Winners and losers for the week ending January 20

Why, hello, there! How are you? Anything interesting going on today in your world? Nope, nothing much of note happening here, either. Just your typical, run-of-the-mill quadrennially significant Jan. 20.

Well, since nothing else is going on today, may as well get to …

 

WINNERS

Josh Shapiro and Joe Torsella: the commonwealth’s newly sworn-in attorney general and treasurer, respectively, take over offices that are in dire need of a decisive reset following scandals that did in their predecessors.

Jim Kenney: Philly’s mayor had a productive week that included a number of appearances at the annual US Conference of Mayors, coming out in support of a ban on the widely discredited practice of “gay conversion therapy” and standing up to Comcast’s threatened suit over legislation that would address wage discrimination in the city.

Christopher McGinley: Marking the second consecutive week that Temple lands a W, the professor at the school’s College of Education was chosen by Mayor Kenney to serve on the city’s School Reform Commission.

 

LOSERS

Seth Williams: That didn’t take long. After sticking the W last week for a providentially fractured field in his re-election bid, the Philly DA takes another L for being the recipient of a record-setting fine from the Philadelphia Board of Ethics and for being the subject of a billboard/lawn sign campaign by a Fraternal Order of Police eager to see a change at 3 Penn Square.
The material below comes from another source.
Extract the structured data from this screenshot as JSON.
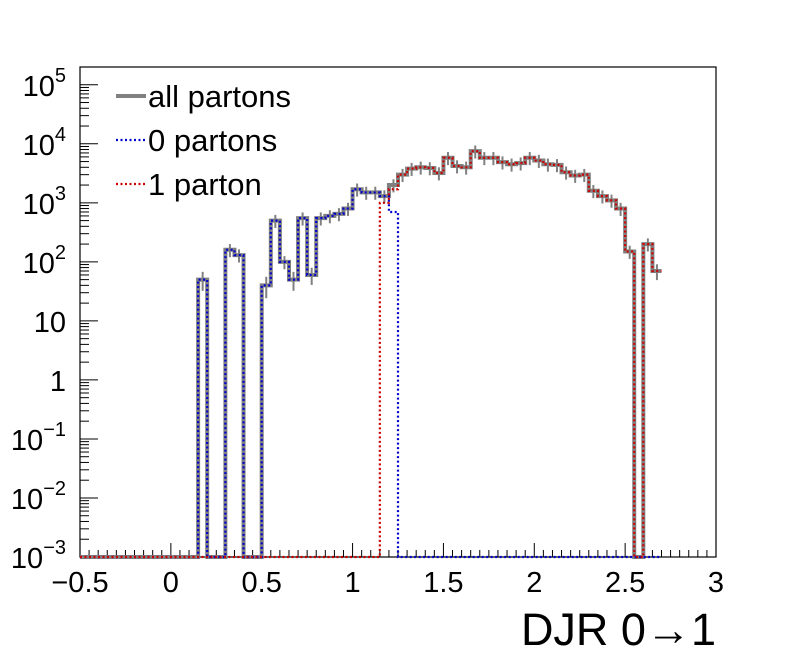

Dwight Evans: the freshman Congressman got an early wake-up call to the unforgiving nature of the national stage during an on-air dustup with Fox News host Tucker Carlson, who took Evans to task for not familiarizing himself with President Donald Trump’s “Plan for Black America.”

Rich Fitzgerald: The Allegheny County Executive was forced to walk back his comments that the Allegheny County Jail’s inmate population was “the lowest it’s been since the jail opened”; in fact, it has increased 70 percent in the past 20 years. The timing of his comments was especially bad, considering the state’s plans to close two prisons this year.